Tak hanya itu, aksi ini juga adalah protes terhadap pemerintah yang memberikan ruang terhadap 46 pelobi industri fosil dalam delegasi negara di panggung COP 30, yang sama saja dengan memberikan industri tersebut karpet merah, sehingga komitmen transisi energi Indonesia patut dipertanyakan.

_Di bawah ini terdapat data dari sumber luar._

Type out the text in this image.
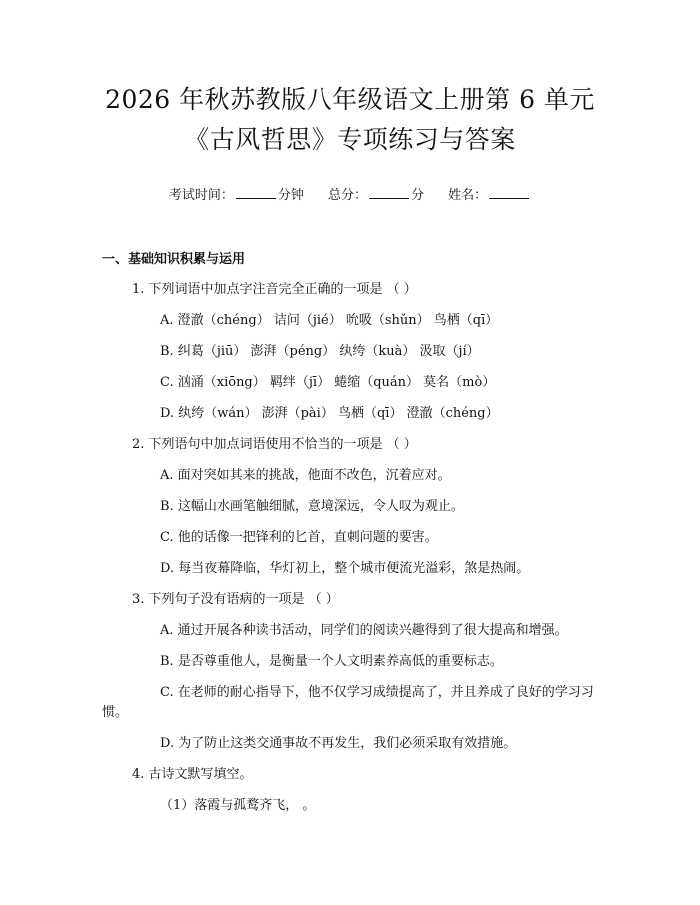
2026 年秋苏教版八年级语文上册第 6 单元
《古风哲思》专项练习与答案
考试时间：	分钟 总分：	分 姓名：
一、基础知识积累与运用
1. 下列词语中加点字注音完全正确的一项是 （ ）
A. 澄澈（chéng） 诘问（jié） 吮吸（shǔn） 鸟栖（qī）
B. 纠葛（jiū） 澎湃（péng） 纨绔（kuà） 汲取（jí）
C. 汹涌（xiōng） 羁绊（jī） 蜷缩（quán） 莫名（mò）
D. 纨绔（wán） 澎湃（pài） 鸟栖（qī） 澄澈（chéng）
2. 下列语句中加点词语使用不恰当的一项是 （ ）
A. 面对突如其来的挑战，他面不改色，沉着应对。
B. 这幅山水画笔触细腻，意境深远，令人叹为观止。
C. 他的话像一把锋利的匕首，直刺问题的要害。
D. 每当夜幕降临，华灯初上，整个城市便流光溢彩，煞是热闹。
3. 下列句子没有语病的一项是 （ ）
A. 通过开展各种读书活动，同学们的阅读兴趣得到了很大提高和增强。
B. 是否尊重他人，是衡量一个人文明素养高低的重要标志。
C. 在老师的耐心指导下，他不仅学习成绩提高了，并且养成了良好的学习习惯。
D. 为了防止这类交通事故不再发生，我们必须采取有效措施。
4. 古诗文默写填空。
（1）落霞与孤鹜齐飞， 。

Saat ini, RUPTL 2025–2034 masih memuat pembangunan Pembangkit Listrik Tenaga Uap (PLTU) dan pembangkit gas fosil baru, meskipun KEN (Kebijakan Energi Nasional) dan SNDC (Second Nationally Determined Contribution) menargetkan peningkatan porsi energi terbarukan. Jika proyek-proyek tersebut tetap berjalan, Indonesia akan terjebak dalam jebakan emisi karbon dan metana selama puluhan tahun. Target energi terbarukan yang ditetapkan KEN dan RUKN sebesar 22% pada 2030, sementara RUPTL hanya menambah sekitar 20–22 GW energi terbarukan, jauh dibawah kebutuhan jalur 1,5°C yang menuntut percepatan lebih agresif. Untuk mendukung target 1,5°C, bauran energi terbarukan idealnya harus mencapai 55% bahkan sampai 82% pada tahun 2030.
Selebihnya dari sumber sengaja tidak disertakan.